Shortly after resigning as associate director of the Office of Management and Budget (OMB) in February 1995, Christopher Edley Jr. prepared to resume teaching duties at Harvard Law School, where he had been tenured since 1986. But before he could leave the government, Edley was approached by White House officials who wanted him to chair a high-profile, interagency working group on affirmative action.
Edley considered the assignment a risky one. At the time, the national news media was reporting that affirmative action had become one of the most divisive issues in the country. Controversial lawsuits challenging it were pending in the federal courts. President Bill Clinton had come under pressure to make clear to the nation where his administration stood on the topic.
Nonetheless, Edley realized his political experiences -- spanning from the Carter presidential campaign of 1976 to the Dukakis presidential campaign to the Clinton Administration's OMB -- had brought him too far in public life to avoid duty on a policy matter he deemed critically important to the nation. Well-versed in civil rights law and social policy, Edley had believed himself among the best prepared in the Administration to lead such a working group. He feared that his refusal to participate would allow the working group to fall under the domination of staffers less sensitive to affirmative action policies than he. He took the job.

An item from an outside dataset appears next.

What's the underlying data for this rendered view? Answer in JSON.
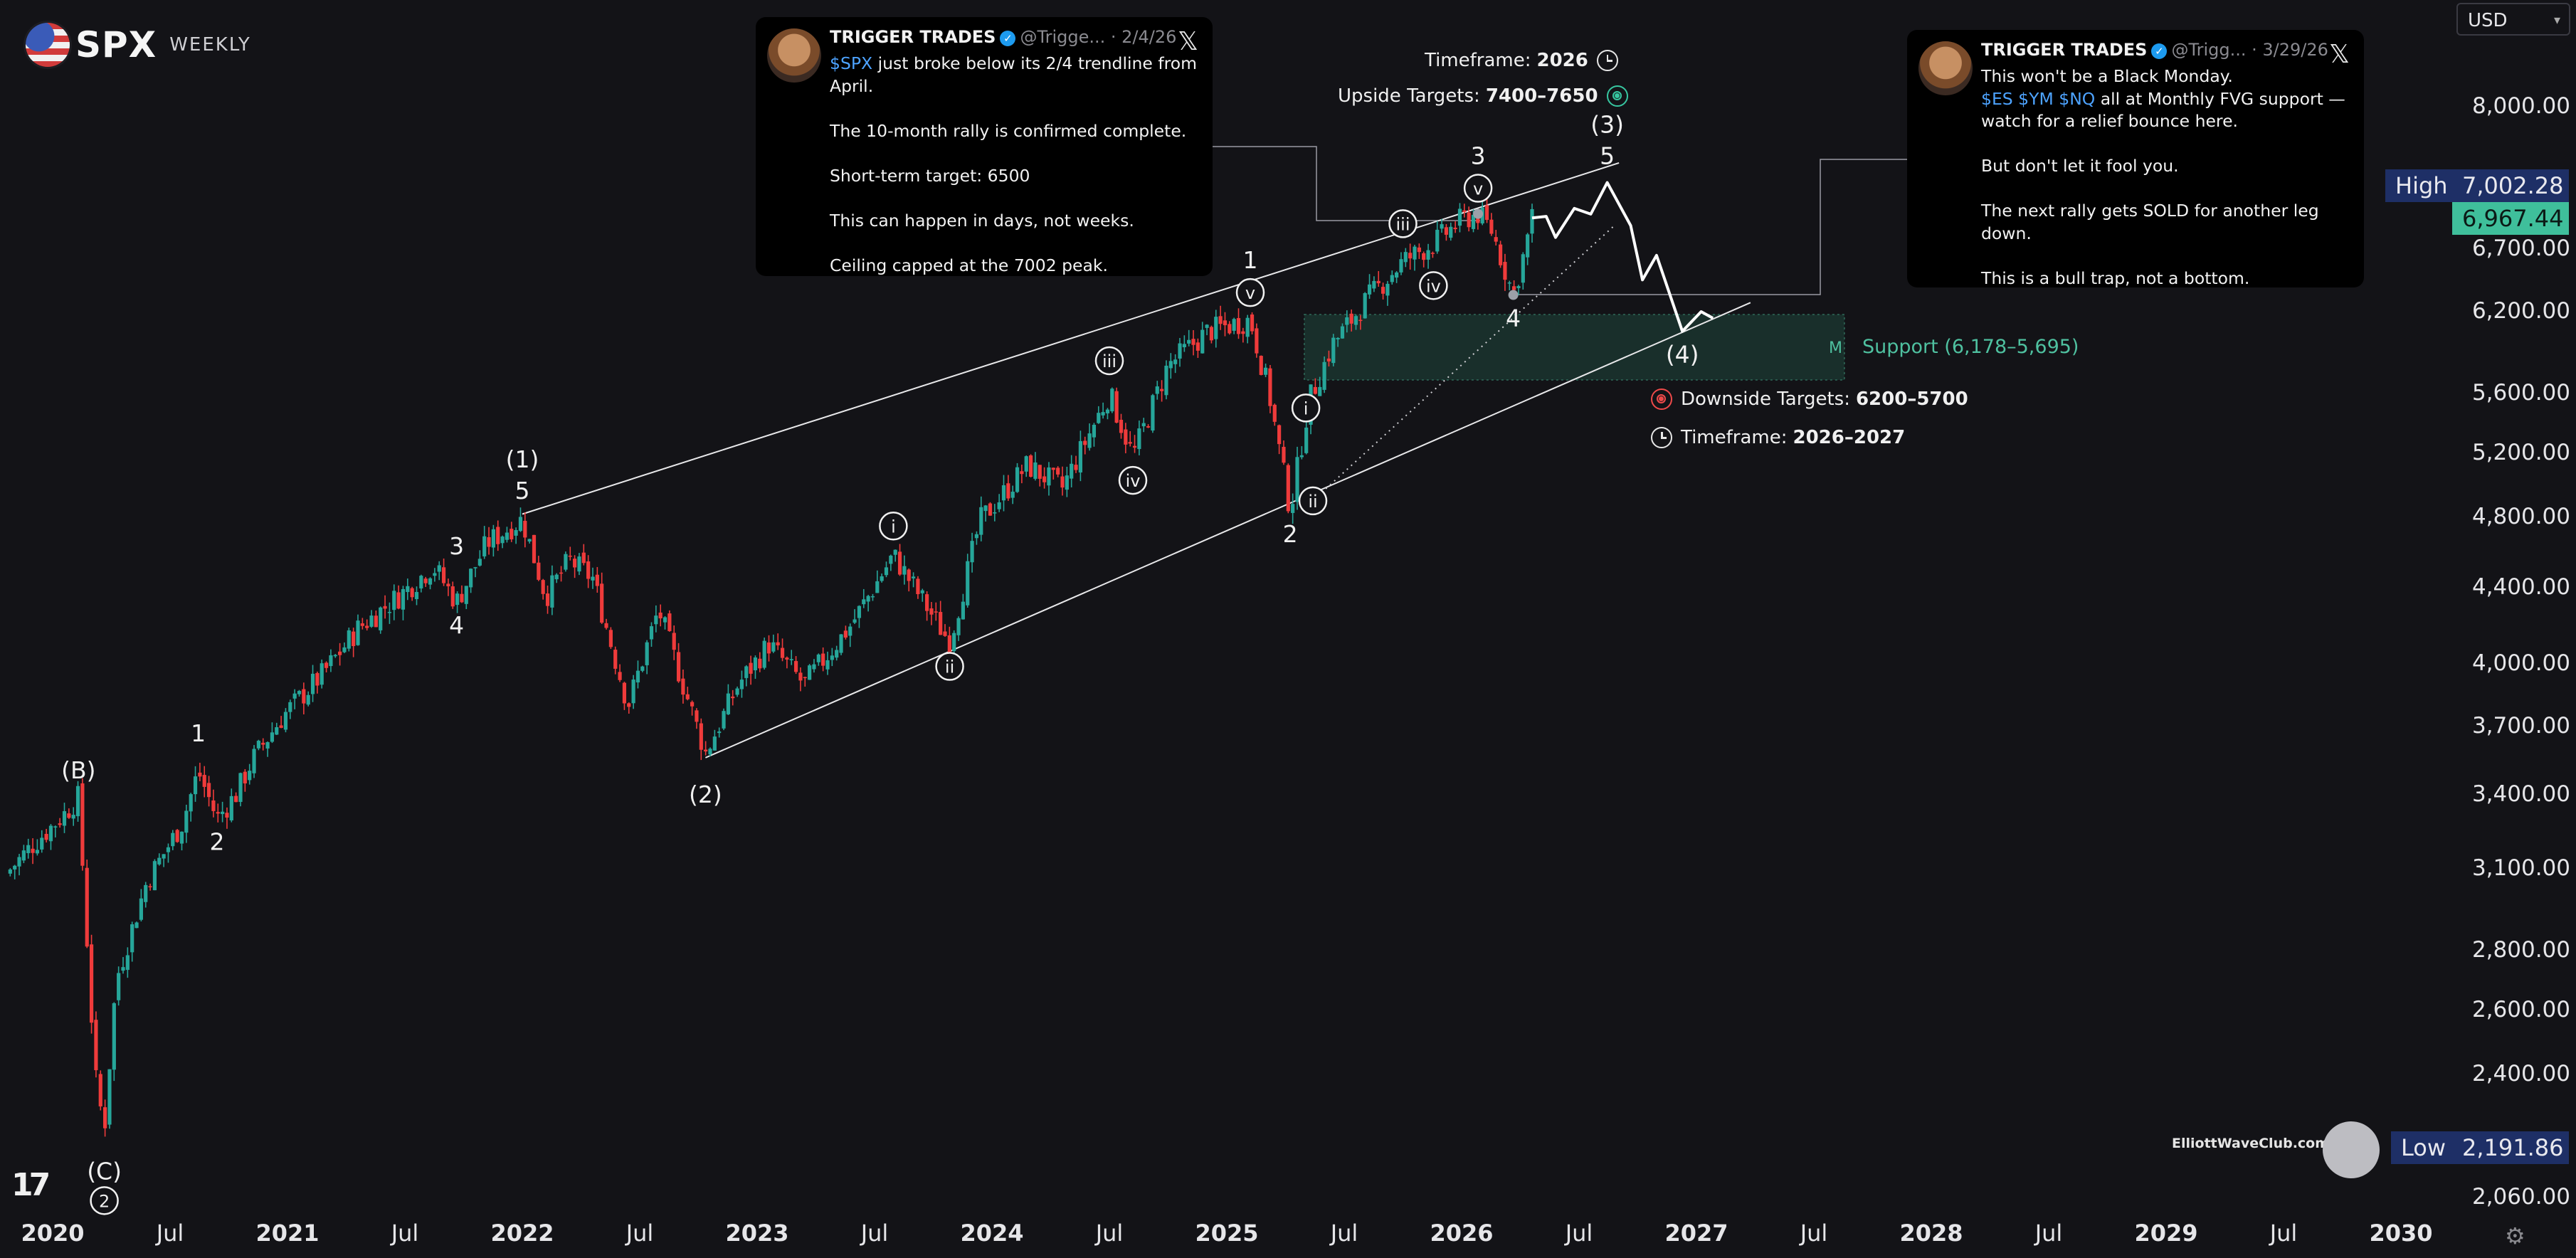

The president followed the recommendation the working group under Edley's leadership and defended affirmative action as morally just and necessary. Clinton won praise from the civil rights community and from observers who applauded his firmness on the issue. Edley, who departed the administration during the summer of 1995, called the experience one of the best he has had in public life. "I wouldn't change a thing," he said.

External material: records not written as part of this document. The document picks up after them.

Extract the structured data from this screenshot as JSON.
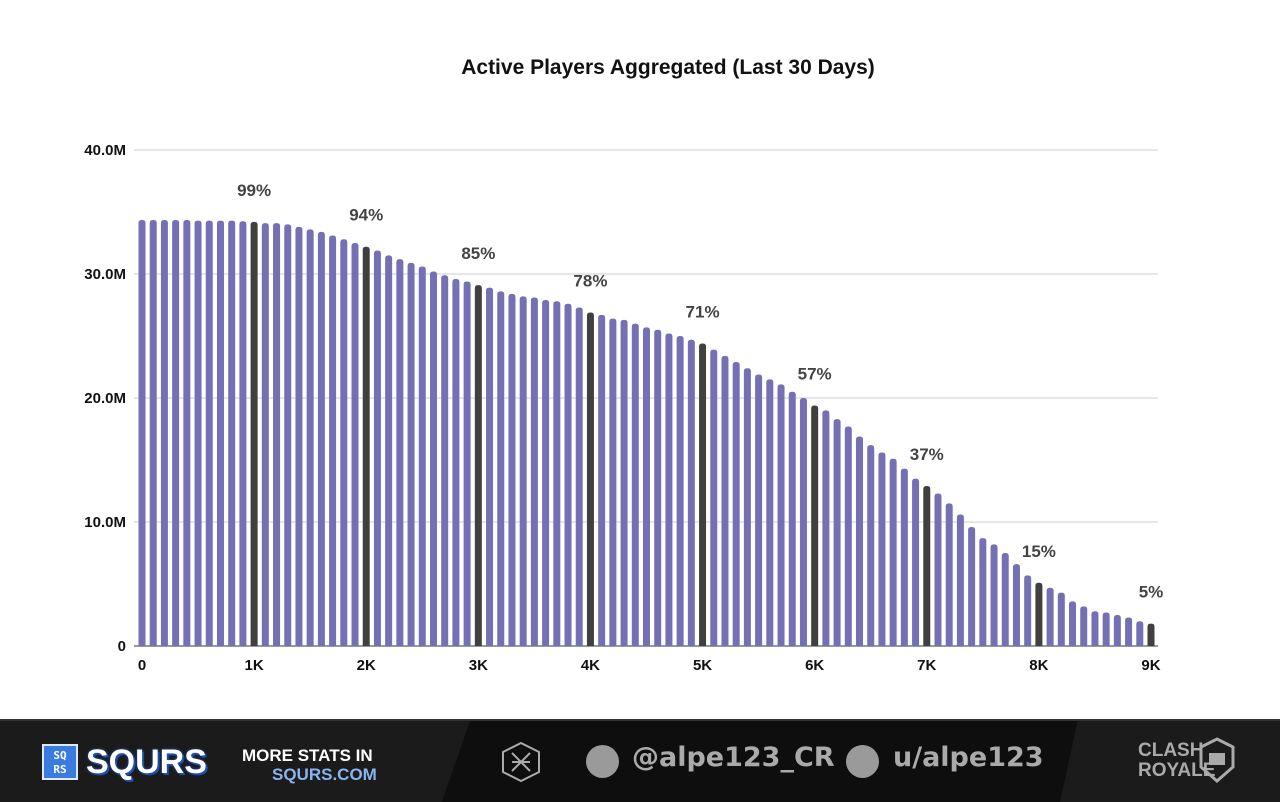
{
  "chart_data": {
    "type": "bar",
    "title": "Active Players Aggregated (Last 30 Days)",
    "xlabel": "",
    "ylabel": "",
    "ylim": [
      0,
      40000000
    ],
    "grid": true,
    "y_ticks": [
      "0",
      "10.0M",
      "20.0M",
      "30.0M",
      "40.0M"
    ],
    "y_tick_values": [
      0,
      10000000,
      20000000,
      30000000,
      40000000
    ],
    "x_ticks": [
      "0",
      "1K",
      "2K",
      "3K",
      "4K",
      "5K",
      "6K",
      "7K",
      "8K",
      "9K"
    ],
    "x_tick_values": [
      0,
      1000,
      2000,
      3000,
      4000,
      5000,
      6000,
      7000,
      8000,
      9000
    ],
    "x_step": 100,
    "values_millions": [
      34.35,
      34.35,
      34.35,
      34.35,
      34.35,
      34.3,
      34.3,
      34.3,
      34.3,
      34.25,
      34.2,
      34.1,
      34.1,
      34.0,
      33.8,
      33.6,
      33.4,
      33.1,
      32.8,
      32.5,
      32.2,
      31.9,
      31.5,
      31.2,
      30.9,
      30.6,
      30.2,
      29.9,
      29.6,
      29.4,
      29.1,
      28.9,
      28.6,
      28.4,
      28.2,
      28.1,
      27.9,
      27.8,
      27.6,
      27.3,
      26.9,
      26.7,
      26.4,
      26.3,
      26.0,
      25.7,
      25.5,
      25.2,
      25.0,
      24.7,
      24.4,
      23.9,
      23.4,
      22.9,
      22.4,
      21.9,
      21.5,
      21.1,
      20.5,
      20.0,
      19.4,
      19.0,
      18.3,
      17.7,
      16.9,
      16.2,
      15.6,
      15.1,
      14.3,
      13.5,
      12.9,
      12.3,
      11.5,
      10.6,
      9.6,
      8.7,
      8.2,
      7.5,
      6.6,
      5.7,
      5.1,
      4.7,
      4.3,
      3.6,
      3.2,
      2.8,
      2.7,
      2.5,
      2.3,
      2.0,
      1.8
    ],
    "highlighted_x": [
      1000,
      2000,
      3000,
      4000,
      5000,
      6000,
      7000,
      8000,
      9000
    ],
    "annotations": [
      {
        "x": 1000,
        "text": "99%"
      },
      {
        "x": 2000,
        "text": "94%"
      },
      {
        "x": 3000,
        "text": "85%"
      },
      {
        "x": 4000,
        "text": "78%"
      },
      {
        "x": 5000,
        "text": "71%"
      },
      {
        "x": 6000,
        "text": "57%"
      },
      {
        "x": 7000,
        "text": "37%"
      },
      {
        "x": 8000,
        "text": "15%"
      },
      {
        "x": 9000,
        "text": "5%"
      }
    ],
    "colors": {
      "bar": "#7570b3",
      "highlight": "#404040",
      "grid": "#cccccc"
    }
  },
  "footer": {
    "brand_short": "SQ RS",
    "brand": "SQURS",
    "more_line1": "MORE STATS IN",
    "more_line2": "SQURS.COM",
    "twitter": "@alpe123_CR",
    "reddit": "u/alpe123",
    "game_logo": "CLASH ROYALE"
  }
}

During the first term of the Clinton Administration, Edley stood out as one of several hundred African Americans holding appointed political position. Yet from the ranks of faculty and administrators at American universities and colleges, Edley found himself belonging to a much smaller category of black appointees. This small but well-placed group of academics-turned-public servants included others such as Drew S. Days III of Yale University Law School, Dr. Walter Broadnax of the University of Maryland, Ron Noble of New York University Law School, Dr. Joycelyn Elders of the University of Arkansas, and current Assistant Secretary of Lahor Dr. Bernard Anderson.